Given for case (a): \mathrm{z_1 = 0.6 × 2/3 = 0.4  m,  z_R = 0.6  m} (see Fig. E1.5.4 a), and R = 0.15 m.

Using Eq. 1.5.8, we get ω = 18.68 rad/s. The liquid free surface is shown in Fig. E1.5.1.

\mathrm{z_R=z_1+\frac{\omega ^2R^2}{4g}and z_0=z_1-\frac{\omega ^2R^2}{4g} }                 (1.5.8)

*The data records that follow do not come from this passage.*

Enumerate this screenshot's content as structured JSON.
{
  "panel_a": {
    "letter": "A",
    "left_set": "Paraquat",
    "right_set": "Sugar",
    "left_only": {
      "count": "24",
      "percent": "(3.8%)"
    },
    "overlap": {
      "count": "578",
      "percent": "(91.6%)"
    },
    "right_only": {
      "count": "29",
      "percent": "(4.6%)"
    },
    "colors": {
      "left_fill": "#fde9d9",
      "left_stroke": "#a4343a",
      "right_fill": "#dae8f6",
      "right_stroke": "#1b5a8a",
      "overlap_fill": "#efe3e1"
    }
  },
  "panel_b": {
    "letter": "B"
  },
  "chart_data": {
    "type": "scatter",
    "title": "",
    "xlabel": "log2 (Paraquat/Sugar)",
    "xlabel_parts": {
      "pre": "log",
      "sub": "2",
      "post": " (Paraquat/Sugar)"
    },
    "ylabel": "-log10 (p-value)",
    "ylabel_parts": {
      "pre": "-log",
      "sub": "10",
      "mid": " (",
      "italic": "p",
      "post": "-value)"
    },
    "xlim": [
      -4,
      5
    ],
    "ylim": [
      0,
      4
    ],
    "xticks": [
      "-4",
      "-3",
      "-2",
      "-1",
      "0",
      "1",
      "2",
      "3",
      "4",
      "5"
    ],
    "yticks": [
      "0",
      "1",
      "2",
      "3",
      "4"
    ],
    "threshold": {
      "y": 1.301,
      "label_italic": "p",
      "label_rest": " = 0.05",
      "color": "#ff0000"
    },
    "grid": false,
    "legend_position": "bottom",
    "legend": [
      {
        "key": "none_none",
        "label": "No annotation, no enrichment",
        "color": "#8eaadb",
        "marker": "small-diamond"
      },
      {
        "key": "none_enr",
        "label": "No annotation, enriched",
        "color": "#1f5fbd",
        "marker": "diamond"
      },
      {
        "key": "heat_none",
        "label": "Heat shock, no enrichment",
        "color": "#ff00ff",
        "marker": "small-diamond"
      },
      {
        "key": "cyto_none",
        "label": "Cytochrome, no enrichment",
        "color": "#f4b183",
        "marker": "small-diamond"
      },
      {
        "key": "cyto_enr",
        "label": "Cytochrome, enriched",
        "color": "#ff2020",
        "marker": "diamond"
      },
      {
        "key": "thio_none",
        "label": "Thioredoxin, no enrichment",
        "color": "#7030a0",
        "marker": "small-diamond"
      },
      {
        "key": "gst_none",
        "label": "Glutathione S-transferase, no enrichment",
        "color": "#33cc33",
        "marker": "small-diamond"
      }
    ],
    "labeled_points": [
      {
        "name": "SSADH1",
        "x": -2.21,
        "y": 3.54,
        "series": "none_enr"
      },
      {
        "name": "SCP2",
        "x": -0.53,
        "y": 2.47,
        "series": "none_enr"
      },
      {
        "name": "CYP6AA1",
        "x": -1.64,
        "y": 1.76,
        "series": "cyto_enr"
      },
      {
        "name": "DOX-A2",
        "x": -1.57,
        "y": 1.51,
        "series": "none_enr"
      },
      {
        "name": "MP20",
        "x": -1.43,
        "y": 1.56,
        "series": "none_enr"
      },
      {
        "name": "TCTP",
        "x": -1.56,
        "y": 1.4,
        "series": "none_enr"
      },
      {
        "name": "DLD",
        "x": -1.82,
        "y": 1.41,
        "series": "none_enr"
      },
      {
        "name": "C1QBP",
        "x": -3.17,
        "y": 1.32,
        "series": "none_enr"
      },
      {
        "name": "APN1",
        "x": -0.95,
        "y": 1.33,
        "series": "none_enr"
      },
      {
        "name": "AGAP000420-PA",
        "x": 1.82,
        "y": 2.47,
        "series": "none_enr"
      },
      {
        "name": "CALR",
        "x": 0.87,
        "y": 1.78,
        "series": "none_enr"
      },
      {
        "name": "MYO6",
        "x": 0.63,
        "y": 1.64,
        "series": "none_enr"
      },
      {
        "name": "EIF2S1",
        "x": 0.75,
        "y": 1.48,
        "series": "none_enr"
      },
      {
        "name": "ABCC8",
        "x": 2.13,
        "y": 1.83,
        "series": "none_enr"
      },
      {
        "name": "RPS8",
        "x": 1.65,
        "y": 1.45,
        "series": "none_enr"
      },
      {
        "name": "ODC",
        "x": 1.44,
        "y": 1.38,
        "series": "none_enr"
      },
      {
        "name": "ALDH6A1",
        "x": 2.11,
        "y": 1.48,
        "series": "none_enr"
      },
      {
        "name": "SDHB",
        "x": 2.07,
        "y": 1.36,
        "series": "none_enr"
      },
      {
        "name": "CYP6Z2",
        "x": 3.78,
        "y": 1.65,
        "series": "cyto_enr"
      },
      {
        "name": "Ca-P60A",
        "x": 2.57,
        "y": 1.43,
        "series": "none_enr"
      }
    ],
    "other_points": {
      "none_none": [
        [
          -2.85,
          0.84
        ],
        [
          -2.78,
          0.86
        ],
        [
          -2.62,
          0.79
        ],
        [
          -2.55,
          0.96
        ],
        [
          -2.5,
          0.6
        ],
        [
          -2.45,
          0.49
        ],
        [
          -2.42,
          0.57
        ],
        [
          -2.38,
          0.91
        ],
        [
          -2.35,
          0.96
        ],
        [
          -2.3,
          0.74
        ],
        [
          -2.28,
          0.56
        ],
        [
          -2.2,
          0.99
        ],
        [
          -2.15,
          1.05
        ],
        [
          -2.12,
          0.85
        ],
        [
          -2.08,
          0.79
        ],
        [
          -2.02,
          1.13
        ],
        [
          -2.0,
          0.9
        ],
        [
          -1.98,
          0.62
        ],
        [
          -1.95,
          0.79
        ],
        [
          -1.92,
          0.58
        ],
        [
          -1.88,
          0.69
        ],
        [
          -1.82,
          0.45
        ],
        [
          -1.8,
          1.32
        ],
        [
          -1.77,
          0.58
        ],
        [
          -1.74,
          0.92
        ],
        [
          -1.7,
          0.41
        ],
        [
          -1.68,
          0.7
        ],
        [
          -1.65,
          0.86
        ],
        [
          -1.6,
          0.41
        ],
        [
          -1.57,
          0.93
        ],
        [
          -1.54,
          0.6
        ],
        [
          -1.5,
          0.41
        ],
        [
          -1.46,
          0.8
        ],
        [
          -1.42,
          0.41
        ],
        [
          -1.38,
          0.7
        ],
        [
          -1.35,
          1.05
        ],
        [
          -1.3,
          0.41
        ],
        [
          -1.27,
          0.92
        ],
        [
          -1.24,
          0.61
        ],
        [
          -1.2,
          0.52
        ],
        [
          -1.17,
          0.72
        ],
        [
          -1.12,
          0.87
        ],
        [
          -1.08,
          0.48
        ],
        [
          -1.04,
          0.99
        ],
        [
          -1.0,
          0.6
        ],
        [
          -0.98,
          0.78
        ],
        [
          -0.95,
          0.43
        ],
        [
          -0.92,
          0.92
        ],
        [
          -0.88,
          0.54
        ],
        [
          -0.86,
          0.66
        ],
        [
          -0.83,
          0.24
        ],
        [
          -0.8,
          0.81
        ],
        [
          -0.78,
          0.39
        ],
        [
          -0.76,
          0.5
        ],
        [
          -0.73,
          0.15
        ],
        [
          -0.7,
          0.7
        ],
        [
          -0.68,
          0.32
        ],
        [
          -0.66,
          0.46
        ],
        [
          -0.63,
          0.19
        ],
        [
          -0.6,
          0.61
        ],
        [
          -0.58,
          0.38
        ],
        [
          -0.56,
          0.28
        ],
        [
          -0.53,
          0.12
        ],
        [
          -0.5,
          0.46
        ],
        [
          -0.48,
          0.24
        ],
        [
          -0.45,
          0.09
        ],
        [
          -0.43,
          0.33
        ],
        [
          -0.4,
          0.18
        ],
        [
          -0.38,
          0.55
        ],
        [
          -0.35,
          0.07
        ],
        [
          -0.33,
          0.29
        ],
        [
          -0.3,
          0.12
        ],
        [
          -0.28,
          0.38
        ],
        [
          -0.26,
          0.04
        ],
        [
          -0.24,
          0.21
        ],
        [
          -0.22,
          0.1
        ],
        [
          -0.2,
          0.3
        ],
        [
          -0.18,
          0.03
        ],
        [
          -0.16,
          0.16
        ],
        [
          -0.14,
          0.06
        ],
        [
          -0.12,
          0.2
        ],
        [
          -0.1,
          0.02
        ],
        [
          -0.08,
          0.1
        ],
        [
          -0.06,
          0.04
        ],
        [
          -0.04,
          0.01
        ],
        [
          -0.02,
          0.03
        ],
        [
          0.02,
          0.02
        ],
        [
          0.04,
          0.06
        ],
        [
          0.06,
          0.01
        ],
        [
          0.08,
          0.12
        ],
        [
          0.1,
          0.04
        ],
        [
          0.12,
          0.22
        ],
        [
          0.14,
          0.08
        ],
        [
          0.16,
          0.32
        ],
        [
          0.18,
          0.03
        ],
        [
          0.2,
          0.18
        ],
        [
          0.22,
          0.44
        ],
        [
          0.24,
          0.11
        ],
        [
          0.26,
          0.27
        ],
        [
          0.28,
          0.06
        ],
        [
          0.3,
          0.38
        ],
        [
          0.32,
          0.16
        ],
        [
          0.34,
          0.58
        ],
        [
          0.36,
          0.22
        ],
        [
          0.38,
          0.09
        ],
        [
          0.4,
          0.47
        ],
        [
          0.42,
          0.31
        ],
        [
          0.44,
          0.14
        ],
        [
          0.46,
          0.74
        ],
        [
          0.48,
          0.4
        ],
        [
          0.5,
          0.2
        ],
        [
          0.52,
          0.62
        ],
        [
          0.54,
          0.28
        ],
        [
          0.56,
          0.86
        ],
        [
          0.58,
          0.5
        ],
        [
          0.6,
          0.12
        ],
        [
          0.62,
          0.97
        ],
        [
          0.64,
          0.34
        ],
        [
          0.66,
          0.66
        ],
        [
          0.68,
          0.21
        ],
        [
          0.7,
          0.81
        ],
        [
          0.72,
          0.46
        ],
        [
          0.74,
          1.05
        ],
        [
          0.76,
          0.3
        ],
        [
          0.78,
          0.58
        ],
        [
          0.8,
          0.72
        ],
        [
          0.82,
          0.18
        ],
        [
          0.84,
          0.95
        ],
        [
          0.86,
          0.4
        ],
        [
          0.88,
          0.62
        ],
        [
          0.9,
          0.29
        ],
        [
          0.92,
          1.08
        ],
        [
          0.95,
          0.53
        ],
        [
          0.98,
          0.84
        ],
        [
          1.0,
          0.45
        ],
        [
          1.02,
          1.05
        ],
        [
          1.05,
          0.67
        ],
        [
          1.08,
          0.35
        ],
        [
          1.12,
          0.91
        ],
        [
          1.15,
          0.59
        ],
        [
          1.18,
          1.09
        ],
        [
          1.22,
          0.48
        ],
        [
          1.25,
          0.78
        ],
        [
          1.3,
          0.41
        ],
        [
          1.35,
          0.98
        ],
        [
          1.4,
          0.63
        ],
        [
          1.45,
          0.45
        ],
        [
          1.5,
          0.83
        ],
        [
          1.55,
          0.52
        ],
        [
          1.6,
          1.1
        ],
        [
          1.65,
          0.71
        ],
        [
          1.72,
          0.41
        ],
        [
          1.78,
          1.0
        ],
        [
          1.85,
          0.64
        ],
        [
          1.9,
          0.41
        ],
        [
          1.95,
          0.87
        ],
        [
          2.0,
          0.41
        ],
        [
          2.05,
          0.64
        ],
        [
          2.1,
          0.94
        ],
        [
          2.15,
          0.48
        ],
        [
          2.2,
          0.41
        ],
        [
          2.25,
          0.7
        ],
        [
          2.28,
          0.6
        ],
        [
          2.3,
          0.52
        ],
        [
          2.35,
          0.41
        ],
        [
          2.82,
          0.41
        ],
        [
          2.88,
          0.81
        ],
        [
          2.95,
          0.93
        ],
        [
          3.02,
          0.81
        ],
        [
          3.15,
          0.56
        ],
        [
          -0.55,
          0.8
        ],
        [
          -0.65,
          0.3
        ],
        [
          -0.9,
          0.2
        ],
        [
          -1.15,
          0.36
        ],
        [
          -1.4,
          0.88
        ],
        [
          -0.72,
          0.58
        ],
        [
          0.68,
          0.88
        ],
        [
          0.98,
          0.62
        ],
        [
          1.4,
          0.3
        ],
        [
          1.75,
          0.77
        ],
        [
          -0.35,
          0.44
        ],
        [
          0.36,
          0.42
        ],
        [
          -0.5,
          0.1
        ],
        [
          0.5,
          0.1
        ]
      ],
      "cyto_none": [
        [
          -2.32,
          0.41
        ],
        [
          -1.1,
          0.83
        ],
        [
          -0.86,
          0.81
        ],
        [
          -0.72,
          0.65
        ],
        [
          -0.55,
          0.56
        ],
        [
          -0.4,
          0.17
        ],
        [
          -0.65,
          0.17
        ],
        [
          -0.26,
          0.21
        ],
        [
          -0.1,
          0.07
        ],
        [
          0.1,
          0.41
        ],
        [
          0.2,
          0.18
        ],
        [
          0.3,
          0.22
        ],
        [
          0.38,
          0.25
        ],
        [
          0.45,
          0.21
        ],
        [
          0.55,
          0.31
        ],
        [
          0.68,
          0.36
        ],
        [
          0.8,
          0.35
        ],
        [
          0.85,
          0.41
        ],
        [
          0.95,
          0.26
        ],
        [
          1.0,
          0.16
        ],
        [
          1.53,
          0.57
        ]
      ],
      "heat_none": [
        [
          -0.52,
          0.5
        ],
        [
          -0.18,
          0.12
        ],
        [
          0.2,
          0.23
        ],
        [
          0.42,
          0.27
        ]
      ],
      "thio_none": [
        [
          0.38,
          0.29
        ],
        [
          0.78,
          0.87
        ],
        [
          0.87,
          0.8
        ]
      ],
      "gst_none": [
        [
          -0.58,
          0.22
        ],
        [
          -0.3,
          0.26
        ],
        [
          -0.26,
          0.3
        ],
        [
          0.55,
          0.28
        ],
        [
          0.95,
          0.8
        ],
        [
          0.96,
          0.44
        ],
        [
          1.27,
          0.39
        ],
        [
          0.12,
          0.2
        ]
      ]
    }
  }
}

(b) In this case the liquid will collect more and more near the wall as it cannot spill out. Let R be the radius at the cylinder brim when the liquid has touched the bottom of the cylinder. Initially, 1/3 rd cylinder is not filled with liquid. Therefore, volume of the paraboloid of revolution should be equal to it. This gives Volume of paraboloid of revolution = volume of unfilled space initially.
or,

1/2 (πR² × 0.6) = 1/3 {π(0.3/2)² × 0.6

→

R = 0.122 m.

Now
\mathrm{z_R = 0.6  m,  z_0 = 0 m  and  R = 0.122  m,}

Eq. 1.5.8 gives ω = 28.1 rad/s.

If the cylinder is open then liquid will spill out as ω increases beyond 18.68 rad/s. When the liquid touches the bottom of the cylinder then \mathrm{z_0 = 0  m, z_R = 0.6  m  and  R = 0.15  m.} Eq. 1.5.8 gives ω = 22.9 rad/s. Further, the volume of the oil left in the cylinder = ½ A × 0.6 = 0.3 A, here A is the cross sectional area of the cylinder. In the initial condition, the volume occupied is A × 0.6 × 2/3 = 0.4 A. Therefore, percentage of oil left in the cylinder = 0.3 A/(0.4A) × 100 = 75%. Thus the effect of removing the lid from the cylinder top is that the oil remaining in the cylinder is decreased by 25% at the time liquid touches cylinder bottom.